Buying land or high-quality residences in Dubai or Abu Dhabi effectively becomes a co-investment with the government.
b) Confidence and Predictability
The budget is surplus-oriented: revenues exceed expenditures through 2026–2028.
In contrast to Western economies focused on raising taxes, Dubai offers no personal income tax at emirate level, no capital gains tax on most property disposals, and no recurring, value-based property taxes
For HNWIs and institutions, this reduces the perceived risk of sudden tax changes.
c) Alignment with Dubai’s D33 Vision
The previous 2025–2027 budget was framed around the D33 Agenda — doubling Dubai’s GDP by 2033 and becoming a top-three global city economy.
The new cycle continues the same direction:
- Deep investment in infrastructure
- Strategic focus on innovation, finance, logistics, and tourism
- Elevated emphasis on liveability and talent attraction
Dubai is operating like a business with a long-term growth plan, a strong balance sheet, and a willingness to reinvest in its competitive moat.
4. Meanwhile in the UK: Higher Taxes, Higher Uncertainty, Higher Outflows
Part of Dubai’s appeal is simply that other jurisdictions are pushing wealth away — particularly the UK.
The UK’s Tax Trajectory
The UK Autumn Budget 2024 made the direction clear: raise substantial revenue from capital, property, and high earners.
Key measures included:
- Capital Gains Tax:
- Lower rate: 10% → 18%
- Higher rate: 20% → 24% (with further phased increases)
- Employer National Insurance:
- Higher rates, lower thresholds
- Inheritance Tax:
- Threshold freezes and tightened reliefs
- Non-dom regime:
- Effectively scrapped in favour of a stricter, residence-based system
The UK’s tax take is projected to rise from 36.4% to 38.2% of GDP by 2029/30 — a historic peacetime high.
The Wealth Exodus
According to the Henley Private Wealth Migration Report 2025, the UK is expected to lose 16,500 millionaires in 2025 with US$91.8 billion in investable wealth leaving.
Meanwhile, the UAE, particularly Dubai, ranks among the top destinations for incoming millionaires. Also, Dubai’s millionaire population has grown by more than 100% over the last decade, while London’s has materially declined
The movement is no longer theoretical — it is visible and accelerating.

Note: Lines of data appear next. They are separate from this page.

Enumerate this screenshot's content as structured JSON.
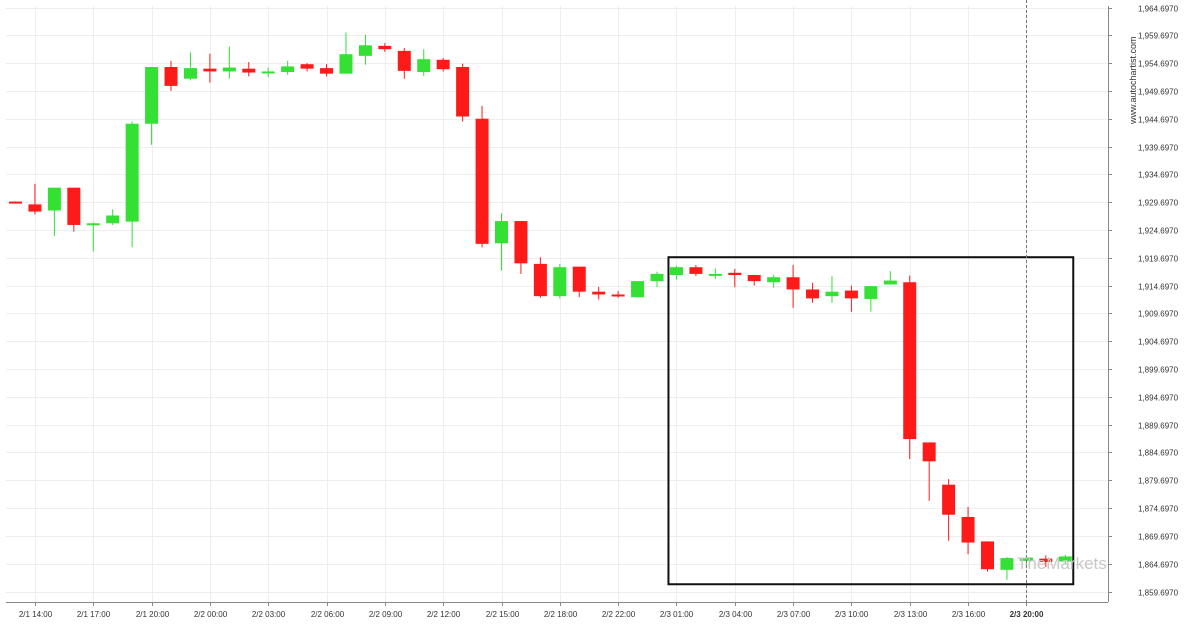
{
  "watermark": "www.autochartist.com",
  "brand": {
    "prefix": "The",
    "name": "Markets"
  },
  "colors": {
    "up": "#33e033",
    "down": "#ff1a1a",
    "grid": "#eeeeee",
    "axis": "#888888",
    "box": "#111111",
    "current_line": "#777777"
  },
  "chart_data": {
    "type": "candlestick",
    "title": "",
    "xlabel": "",
    "ylabel": "",
    "timeframe": "1 hour",
    "ylim": [
      1857.697,
      1966.697
    ],
    "y_ticks": [
      "1,964.6970",
      "1,959.6970",
      "1,954.6970",
      "1,949.6970",
      "1,944.6970",
      "1,939.6970",
      "1,934.6970",
      "1,929.6970",
      "1,924.6970",
      "1,919.6970",
      "1,914.6970",
      "1,909.6970",
      "1,904.6970",
      "1,899.6970",
      "1,894.6970",
      "1,889.6970",
      "1,884.6970",
      "1,879.6970",
      "1,874.6970",
      "1,869.6970",
      "1,864.6970",
      "1,859.6970"
    ],
    "y_tick_values": [
      1964.697,
      1959.697,
      1954.697,
      1949.697,
      1944.697,
      1939.697,
      1934.697,
      1929.697,
      1924.697,
      1919.697,
      1914.697,
      1909.697,
      1904.697,
      1899.697,
      1894.697,
      1889.697,
      1884.697,
      1879.697,
      1874.697,
      1869.697,
      1864.697,
      1859.697
    ],
    "x_ticks": [
      {
        "label": "2/1 14:00",
        "index": 1
      },
      {
        "label": "2/1 17:00",
        "index": 4
      },
      {
        "label": "2/1 20:00",
        "index": 7
      },
      {
        "label": "2/2 00:00",
        "index": 10
      },
      {
        "label": "2/2 03:00",
        "index": 13
      },
      {
        "label": "2/2 06:00",
        "index": 16
      },
      {
        "label": "2/2 09:00",
        "index": 19
      },
      {
        "label": "2/2 12:00",
        "index": 22
      },
      {
        "label": "2/2 15:00",
        "index": 25
      },
      {
        "label": "2/2 18:00",
        "index": 28
      },
      {
        "label": "2/2 22:00",
        "index": 31
      },
      {
        "label": "2/3 01:00",
        "index": 34
      },
      {
        "label": "2/3 04:00",
        "index": 37
      },
      {
        "label": "2/3 07:00",
        "index": 40
      },
      {
        "label": "2/3 10:00",
        "index": 43
      },
      {
        "label": "2/3 13:00",
        "index": 46
      },
      {
        "label": "2/3 16:00",
        "index": 49
      },
      {
        "label": "2/3 20:00",
        "index": 52,
        "bold": true
      }
    ],
    "candles": [
      {
        "o": 1929.8,
        "h": 1929.8,
        "l": 1929.5,
        "c": 1929.5
      },
      {
        "o": 1929.3,
        "h": 1933.0,
        "l": 1927.5,
        "c": 1928.0
      },
      {
        "o": 1928.2,
        "h": 1932.3,
        "l": 1923.6,
        "c": 1932.3
      },
      {
        "o": 1932.3,
        "h": 1932.3,
        "l": 1924.4,
        "c": 1925.6
      },
      {
        "o": 1925.6,
        "h": 1926.0,
        "l": 1920.8,
        "c": 1925.9
      },
      {
        "o": 1925.9,
        "h": 1928.4,
        "l": 1925.6,
        "c": 1927.3
      },
      {
        "o": 1926.2,
        "h": 1944.2,
        "l": 1921.6,
        "c": 1943.8
      },
      {
        "o": 1943.8,
        "h": 1954.0,
        "l": 1940.0,
        "c": 1954.0
      },
      {
        "o": 1954.0,
        "h": 1955.1,
        "l": 1949.7,
        "c": 1950.6
      },
      {
        "o": 1951.9,
        "h": 1956.6,
        "l": 1951.6,
        "c": 1953.8
      },
      {
        "o": 1953.7,
        "h": 1956.4,
        "l": 1951.2,
        "c": 1953.2
      },
      {
        "o": 1953.2,
        "h": 1957.7,
        "l": 1951.9,
        "c": 1953.9
      },
      {
        "o": 1953.7,
        "h": 1954.9,
        "l": 1952.3,
        "c": 1953.0
      },
      {
        "o": 1953.1,
        "h": 1953.9,
        "l": 1952.2,
        "c": 1953.2
      },
      {
        "o": 1953.1,
        "h": 1955.1,
        "l": 1952.6,
        "c": 1954.1
      },
      {
        "o": 1954.5,
        "h": 1954.7,
        "l": 1953.2,
        "c": 1953.7
      },
      {
        "o": 1953.8,
        "h": 1954.5,
        "l": 1952.3,
        "c": 1952.8
      },
      {
        "o": 1952.8,
        "h": 1960.2,
        "l": 1952.8,
        "c": 1956.3
      },
      {
        "o": 1956.0,
        "h": 1959.8,
        "l": 1954.4,
        "c": 1957.9
      },
      {
        "o": 1957.8,
        "h": 1958.3,
        "l": 1956.7,
        "c": 1957.2
      },
      {
        "o": 1956.9,
        "h": 1957.4,
        "l": 1951.9,
        "c": 1953.3
      },
      {
        "o": 1953.1,
        "h": 1957.2,
        "l": 1952.4,
        "c": 1955.4
      },
      {
        "o": 1955.3,
        "h": 1955.6,
        "l": 1953.2,
        "c": 1953.6
      },
      {
        "o": 1954.0,
        "h": 1954.6,
        "l": 1944.2,
        "c": 1945.1
      },
      {
        "o": 1944.7,
        "h": 1947.0,
        "l": 1921.6,
        "c": 1922.2
      },
      {
        "o": 1922.3,
        "h": 1927.7,
        "l": 1917.4,
        "c": 1926.3
      },
      {
        "o": 1926.3,
        "h": 1926.3,
        "l": 1916.8,
        "c": 1918.7
      },
      {
        "o": 1918.6,
        "h": 1919.8,
        "l": 1912.5,
        "c": 1912.8
      },
      {
        "o": 1912.8,
        "h": 1918.6,
        "l": 1912.4,
        "c": 1918.0
      },
      {
        "o": 1918.1,
        "h": 1918.1,
        "l": 1912.6,
        "c": 1913.6
      },
      {
        "o": 1913.6,
        "h": 1914.5,
        "l": 1912.2,
        "c": 1913.1
      },
      {
        "o": 1913.1,
        "h": 1913.7,
        "l": 1912.5,
        "c": 1913.0
      },
      {
        "o": 1912.6,
        "h": 1915.5,
        "l": 1912.6,
        "c": 1915.5
      },
      {
        "o": 1915.5,
        "h": 1917.2,
        "l": 1914.4,
        "c": 1916.8
      },
      {
        "o": 1916.6,
        "h": 1918.3,
        "l": 1915.8,
        "c": 1918.0
      },
      {
        "o": 1918.0,
        "h": 1918.4,
        "l": 1916.4,
        "c": 1916.8
      },
      {
        "o": 1916.8,
        "h": 1917.8,
        "l": 1915.9,
        "c": 1916.8
      },
      {
        "o": 1917.0,
        "h": 1917.7,
        "l": 1914.4,
        "c": 1916.6
      },
      {
        "o": 1916.6,
        "h": 1916.6,
        "l": 1914.7,
        "c": 1915.5
      },
      {
        "o": 1915.3,
        "h": 1916.6,
        "l": 1914.3,
        "c": 1916.2
      },
      {
        "o": 1916.2,
        "h": 1918.4,
        "l": 1910.7,
        "c": 1914.0
      },
      {
        "o": 1914.0,
        "h": 1915.2,
        "l": 1911.6,
        "c": 1912.4
      },
      {
        "o": 1912.8,
        "h": 1916.4,
        "l": 1911.6,
        "c": 1913.6
      },
      {
        "o": 1913.8,
        "h": 1914.7,
        "l": 1910.0,
        "c": 1912.4
      },
      {
        "o": 1912.3,
        "h": 1914.6,
        "l": 1910.0,
        "c": 1914.6
      },
      {
        "o": 1914.9,
        "h": 1917.3,
        "l": 1914.9,
        "c": 1915.6
      },
      {
        "o": 1915.3,
        "h": 1916.5,
        "l": 1883.5,
        "c": 1887.1
      },
      {
        "o": 1886.5,
        "h": 1886.5,
        "l": 1876.0,
        "c": 1883.1
      },
      {
        "o": 1878.9,
        "h": 1879.9,
        "l": 1868.8,
        "c": 1873.5
      },
      {
        "o": 1873.1,
        "h": 1874.9,
        "l": 1866.4,
        "c": 1868.5
      },
      {
        "o": 1868.7,
        "h": 1868.7,
        "l": 1863.3,
        "c": 1863.7
      },
      {
        "o": 1863.6,
        "h": 1865.9,
        "l": 1861.8,
        "c": 1865.7
      },
      {
        "o": 1865.2,
        "h": 1866.2,
        "l": 1863.9,
        "c": 1865.8
      },
      {
        "o": 1865.6,
        "h": 1866.2,
        "l": 1864.1,
        "c": 1865.0
      },
      {
        "o": 1865.1,
        "h": 1866.3,
        "l": 1864.7,
        "c": 1866.0
      }
    ],
    "highlight": {
      "start_index": 34,
      "end_index": 54,
      "top": 1919.8,
      "bottom": 1861.0
    },
    "current_index": 52
  }
}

The Bigger Issue: Uncertainty
Even more damaging is the unpredictability of future policy.
With another Autumn Budget approaching, speculation continues around further CGT tightening, new property-based levies, and adjustments to inheritance rules
Whether or not they materialise, the uncertainty itself pushes wealth to more predictable jurisdictions.
5. Can the UK Stop Millionaires Leaving for Dubai?

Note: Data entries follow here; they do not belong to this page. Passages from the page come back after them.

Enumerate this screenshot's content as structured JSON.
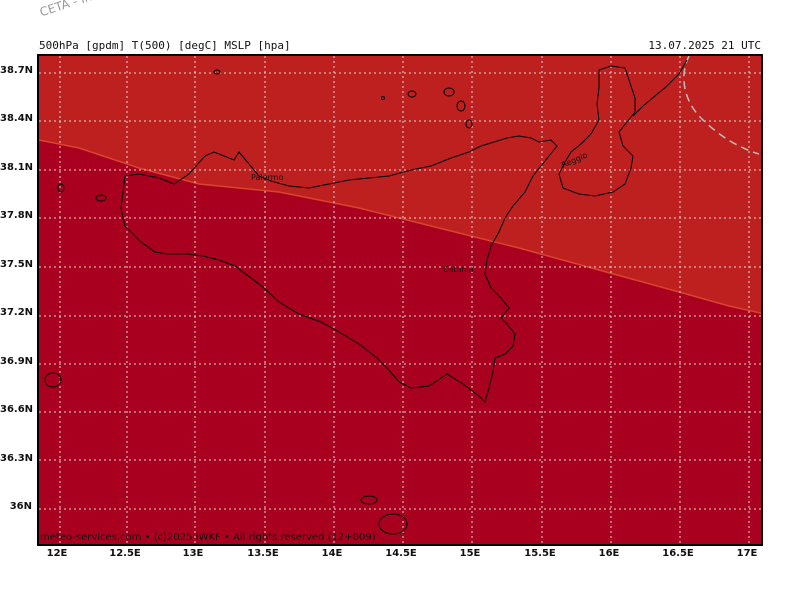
{
  "watermark": "CETA - Ins",
  "header": {
    "variables": "500hPa [gpdm] T(500) [degC] MSLP [hpa]",
    "datetime": "13.07.2025 21 UTC"
  },
  "map": {
    "lat_ticks": [
      "38.7N",
      "38.4N",
      "38.1N",
      "37.8N",
      "37.5N",
      "37.2N",
      "36.9N",
      "36.6N",
      "36.3N",
      "36N"
    ],
    "lon_ticks": [
      "12E",
      "12.5E",
      "13E",
      "13.5E",
      "14E",
      "14.5E",
      "15E",
      "15.5E",
      "16E",
      "16.5E",
      "17E"
    ],
    "cities": [
      "Palermo",
      "Catania",
      "Reggio"
    ],
    "colors": {
      "warm_zone": "#be1f1f",
      "hot_zone": "#a8001e",
      "gridline": "#d8d8d8",
      "coast": "#000000"
    }
  },
  "footer": "meteo-services.com • (c)2025 IWKF • All rights reserved (12+009)"
}
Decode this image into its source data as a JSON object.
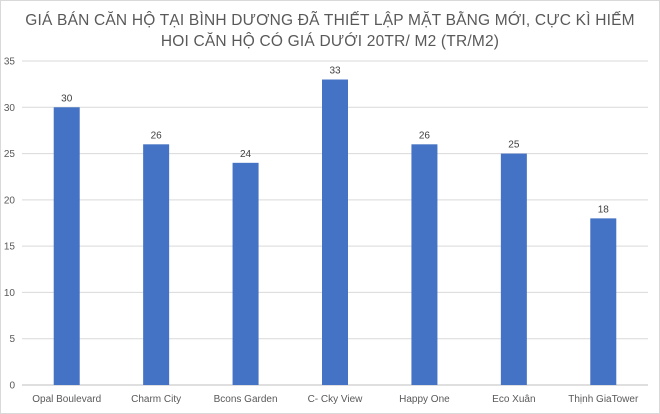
{
  "chart_data": {
    "type": "bar",
    "title_lines": [
      "GIÁ BÁN CĂN HỘ TẠI BÌNH DƯƠNG ĐÃ THIẾT LẬP MẶT BẰNG MỚI, CỰC KÌ HIẾM",
      "HOI CĂN HỘ CÓ GIÁ DƯỚI 20TR/ M2 (TR/M2)"
    ],
    "categories": [
      "Opal Boulevard",
      "Charm City",
      "Bcons Garden",
      "C- Cky View",
      "Happy One",
      "Eco Xuân",
      "Thịnh GiaTower"
    ],
    "values": [
      30,
      26,
      24,
      33,
      26,
      25,
      18
    ],
    "ylim": [
      0,
      35
    ],
    "yticks": [
      0,
      5,
      10,
      15,
      20,
      25,
      30,
      35
    ],
    "grid": true,
    "legend": "none",
    "bar_color": "#4472c4",
    "grid_color": "#d9d9d9"
  }
}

The comparison between both systems highlights structural differences:
1. Clarity vs. Constant Tinkering
Dubai offers stability through simple, predictable tax frameworks.
The UK’s micro-management of CGT, IHT, NICs, non-dom rules, and allowances creates continuous uncertainty.

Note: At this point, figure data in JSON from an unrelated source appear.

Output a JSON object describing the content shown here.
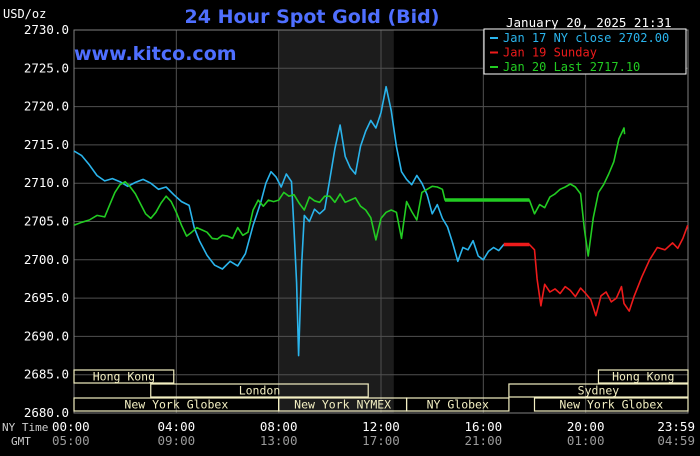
{
  "chart_data": {
    "type": "line",
    "title": "24 Hour Spot Gold (Bid)",
    "ylabel": "USD/oz",
    "watermark": "www.kitco.com",
    "timestamp": "January 20, 2025 21:31",
    "ylim": [
      2680,
      2730
    ],
    "y_ticks": [
      "2680.0",
      "2685.0",
      "2690.0",
      "2695.0",
      "2700.0",
      "2705.0",
      "2710.0",
      "2715.0",
      "2720.0",
      "2725.0",
      "2730.0"
    ],
    "x_range": [
      0,
      24
    ],
    "x_row_label_ny": "NY Time",
    "x_row_label_gmt": "GMT",
    "x_ticks_ny": [
      "00:00",
      "04:00",
      "08:00",
      "12:00",
      "16:00",
      "20:00",
      "23:59"
    ],
    "x_ticks_gmt": [
      "05:00",
      "09:00",
      "13:00",
      "17:00",
      "21:00",
      "01:00",
      "04:59"
    ],
    "shaded_region": [
      8,
      12.5
    ],
    "colors": {
      "background": "#000000",
      "grid": "#505050",
      "title": "#4f6fff",
      "series_jan17": "#2ab4ec",
      "series_jan19": "#ee1b1b",
      "series_jan20": "#22cc22",
      "session_fill": "#f3efc2",
      "session_text": "#000000"
    },
    "sessions": [
      {
        "label": "Hong Kong",
        "row": 0,
        "start": 0,
        "end": 3.9
      },
      {
        "label": "Hong Kong",
        "row": 0,
        "start": 20.5,
        "end": 24
      },
      {
        "label": "London",
        "row": 1,
        "start": 3.0,
        "end": 11.5
      },
      {
        "label": "Sydney",
        "row": 1,
        "start": 17.0,
        "end": 24
      },
      {
        "label": "New York Globex",
        "row": 2,
        "start": 0,
        "end": 8.0
      },
      {
        "label": "New York NYMEX",
        "row": 2,
        "start": 8.0,
        "end": 13.0
      },
      {
        "label": "NY Globex",
        "row": 2,
        "start": 13.0,
        "end": 17.0
      },
      {
        "label": "New York Globex",
        "row": 2,
        "start": 18.0,
        "end": 24
      }
    ],
    "legend": [
      {
        "label": "Jan 17 NY close 2702.00",
        "color": "#2ab4ec"
      },
      {
        "label": "Jan 19 Sunday",
        "color": "#ee1b1b"
      },
      {
        "label": "Jan 20 Last 2717.10",
        "color": "#22cc22"
      }
    ],
    "series": [
      {
        "key": "jan17",
        "color": "#2ab4ec",
        "points": [
          [
            0,
            2714.2
          ],
          [
            0.3,
            2713.6
          ],
          [
            0.6,
            2712.4
          ],
          [
            0.9,
            2711
          ],
          [
            1.2,
            2710.3
          ],
          [
            1.5,
            2710.6
          ],
          [
            1.8,
            2710.2
          ],
          [
            2.1,
            2709.6
          ],
          [
            2.4,
            2710.1
          ],
          [
            2.7,
            2710.5
          ],
          [
            3.0,
            2710
          ],
          [
            3.3,
            2709.2
          ],
          [
            3.6,
            2709.5
          ],
          [
            3.9,
            2708.5
          ],
          [
            4.2,
            2707.6
          ],
          [
            4.5,
            2707.1
          ],
          [
            4.7,
            2704.2
          ],
          [
            4.9,
            2702.5
          ],
          [
            5.2,
            2700.6
          ],
          [
            5.5,
            2699.3
          ],
          [
            5.8,
            2698.8
          ],
          [
            6.1,
            2699.8
          ],
          [
            6.4,
            2699.2
          ],
          [
            6.7,
            2700.8
          ],
          [
            7.0,
            2704.5
          ],
          [
            7.3,
            2707.5
          ],
          [
            7.5,
            2710
          ],
          [
            7.7,
            2711.5
          ],
          [
            7.9,
            2710.8
          ],
          [
            8.1,
            2709.5
          ],
          [
            8.3,
            2711.2
          ],
          [
            8.5,
            2710.2
          ],
          [
            8.6,
            2704
          ],
          [
            8.7,
            2697
          ],
          [
            8.78,
            2687.5
          ],
          [
            8.9,
            2699.5
          ],
          [
            9.0,
            2705.8
          ],
          [
            9.2,
            2705
          ],
          [
            9.4,
            2706.6
          ],
          [
            9.6,
            2706
          ],
          [
            9.8,
            2706.6
          ],
          [
            10.0,
            2710.5
          ],
          [
            10.2,
            2714.5
          ],
          [
            10.4,
            2717.6
          ],
          [
            10.6,
            2713.5
          ],
          [
            10.8,
            2712
          ],
          [
            11.0,
            2711.2
          ],
          [
            11.2,
            2714.8
          ],
          [
            11.4,
            2716.8
          ],
          [
            11.6,
            2718.2
          ],
          [
            11.8,
            2717.2
          ],
          [
            12.0,
            2719.2
          ],
          [
            12.2,
            2722.6
          ],
          [
            12.4,
            2719.5
          ],
          [
            12.6,
            2714.8
          ],
          [
            12.8,
            2711.5
          ],
          [
            13.0,
            2710.5
          ],
          [
            13.2,
            2709.8
          ],
          [
            13.4,
            2711
          ],
          [
            13.6,
            2710
          ],
          [
            13.8,
            2708.5
          ],
          [
            14.0,
            2706
          ],
          [
            14.2,
            2707.2
          ],
          [
            14.4,
            2705.4
          ],
          [
            14.6,
            2704.3
          ],
          [
            14.8,
            2702.2
          ],
          [
            15.0,
            2699.8
          ],
          [
            15.2,
            2701.6
          ],
          [
            15.4,
            2701.3
          ],
          [
            15.6,
            2702.5
          ],
          [
            15.8,
            2700.5
          ],
          [
            16.0,
            2700
          ],
          [
            16.2,
            2701.1
          ],
          [
            16.4,
            2701.6
          ],
          [
            16.6,
            2701.2
          ],
          [
            16.8,
            2702
          ],
          [
            17.3,
            2702
          ]
        ]
      },
      {
        "key": "jan19",
        "color": "#ee1b1b",
        "points": [
          [
            16.8,
            2702
          ],
          [
            17.8,
            2702
          ],
          [
            18.0,
            2701.3
          ],
          [
            18.1,
            2697.5
          ],
          [
            18.25,
            2694
          ],
          [
            18.4,
            2696.8
          ],
          [
            18.6,
            2695.8
          ],
          [
            18.8,
            2696.2
          ],
          [
            19.0,
            2695.6
          ],
          [
            19.2,
            2696.5
          ],
          [
            19.4,
            2696
          ],
          [
            19.6,
            2695.2
          ],
          [
            19.8,
            2696.3
          ],
          [
            20.0,
            2695.6
          ],
          [
            20.2,
            2694.8
          ],
          [
            20.4,
            2692.7
          ],
          [
            20.6,
            2695.3
          ],
          [
            20.8,
            2695.8
          ],
          [
            21.0,
            2694.5
          ],
          [
            21.2,
            2695
          ],
          [
            21.4,
            2696.5
          ],
          [
            21.5,
            2694.3
          ],
          [
            21.7,
            2693.3
          ],
          [
            21.9,
            2695.3
          ],
          [
            22.2,
            2697.8
          ],
          [
            22.5,
            2700
          ],
          [
            22.8,
            2701.6
          ],
          [
            23.1,
            2701.3
          ],
          [
            23.4,
            2702.2
          ],
          [
            23.6,
            2701.5
          ],
          [
            23.8,
            2702.8
          ],
          [
            23.99,
            2704.5
          ]
        ]
      },
      {
        "key": "jan20",
        "color": "#22cc22",
        "points": [
          [
            0,
            2704.5
          ],
          [
            0.3,
            2704.9
          ],
          [
            0.6,
            2705.2
          ],
          [
            0.9,
            2705.8
          ],
          [
            1.2,
            2705.6
          ],
          [
            1.4,
            2707.2
          ],
          [
            1.6,
            2708.8
          ],
          [
            1.8,
            2709.8
          ],
          [
            2.0,
            2710.2
          ],
          [
            2.2,
            2709.5
          ],
          [
            2.4,
            2708.6
          ],
          [
            2.6,
            2707.3
          ],
          [
            2.8,
            2706
          ],
          [
            3.0,
            2705.4
          ],
          [
            3.2,
            2706.2
          ],
          [
            3.4,
            2707.4
          ],
          [
            3.6,
            2708.3
          ],
          [
            3.8,
            2707.6
          ],
          [
            4.0,
            2706.2
          ],
          [
            4.2,
            2704.5
          ],
          [
            4.4,
            2703.1
          ],
          [
            4.6,
            2703.6
          ],
          [
            4.8,
            2704.2
          ],
          [
            5.0,
            2703.9
          ],
          [
            5.2,
            2703.6
          ],
          [
            5.4,
            2702.8
          ],
          [
            5.6,
            2702.7
          ],
          [
            5.8,
            2703.2
          ],
          [
            6.0,
            2703.1
          ],
          [
            6.2,
            2702.8
          ],
          [
            6.4,
            2704.2
          ],
          [
            6.6,
            2703.2
          ],
          [
            6.8,
            2703.6
          ],
          [
            7.0,
            2706.5
          ],
          [
            7.2,
            2707.8
          ],
          [
            7.4,
            2707
          ],
          [
            7.6,
            2707.8
          ],
          [
            7.8,
            2707.6
          ],
          [
            8.0,
            2707.8
          ],
          [
            8.2,
            2708.8
          ],
          [
            8.4,
            2708.3
          ],
          [
            8.6,
            2708.5
          ],
          [
            8.8,
            2707.4
          ],
          [
            9.0,
            2706.5
          ],
          [
            9.2,
            2708.2
          ],
          [
            9.4,
            2707.7
          ],
          [
            9.6,
            2707.5
          ],
          [
            9.8,
            2708.3
          ],
          [
            10.0,
            2708.3
          ],
          [
            10.2,
            2707.5
          ],
          [
            10.4,
            2708.6
          ],
          [
            10.6,
            2707.5
          ],
          [
            10.8,
            2707.8
          ],
          [
            11.0,
            2708.1
          ],
          [
            11.2,
            2707
          ],
          [
            11.4,
            2706.5
          ],
          [
            11.6,
            2705.5
          ],
          [
            11.8,
            2702.6
          ],
          [
            12.0,
            2705.4
          ],
          [
            12.2,
            2706.2
          ],
          [
            12.4,
            2706.5
          ],
          [
            12.6,
            2706.2
          ],
          [
            12.8,
            2702.8
          ],
          [
            13.0,
            2707.6
          ],
          [
            13.2,
            2706.3
          ],
          [
            13.4,
            2705.2
          ],
          [
            13.6,
            2708.8
          ],
          [
            13.8,
            2709.2
          ],
          [
            14.0,
            2709.6
          ],
          [
            14.2,
            2709.5
          ],
          [
            14.4,
            2709.2
          ],
          [
            14.5,
            2707.8
          ],
          [
            15.0,
            2707.8
          ],
          [
            15.5,
            2707.8
          ],
          [
            16.0,
            2707.8
          ],
          [
            16.5,
            2707.8
          ],
          [
            17.0,
            2707.8
          ],
          [
            17.8,
            2707.8
          ],
          [
            18.0,
            2706
          ],
          [
            18.2,
            2707.2
          ],
          [
            18.4,
            2706.8
          ],
          [
            18.6,
            2708.2
          ],
          [
            18.8,
            2708.6
          ],
          [
            19.0,
            2709.2
          ],
          [
            19.2,
            2709.5
          ],
          [
            19.4,
            2709.9
          ],
          [
            19.6,
            2709.5
          ],
          [
            19.8,
            2708.6
          ],
          [
            19.95,
            2704
          ],
          [
            20.1,
            2700.5
          ],
          [
            20.3,
            2705.5
          ],
          [
            20.5,
            2708.8
          ],
          [
            20.7,
            2709.8
          ],
          [
            20.9,
            2711.2
          ],
          [
            21.1,
            2712.8
          ],
          [
            21.3,
            2715.8
          ],
          [
            21.5,
            2717.2
          ],
          [
            21.52,
            2716.4
          ]
        ]
      }
    ]
  }
}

2. Growth vs. Tax to Fix the Books
Dubai relies on growth, infrastructure, and competitiveness — and is still running a surplus.
The UK relies on raising the tax burden in an already low-growth environment.
3. Lifestyle as Part of the Value Proposition
Wealthy families don’t move only for tax: they move for safety, education, connectivity, and ease of life.
Dubai’s heavy investment into social sectors makes it both tax-efficient and highly livable.
Unless the UK can offer long-term predictability, a competitive, comprehensible tax framework, and a credible growth story…it will struggle to halt the current wealth outflow — especially when cities like Dubai are publishing record budgets that read like three-year investment theses in quality of life and competitiveness.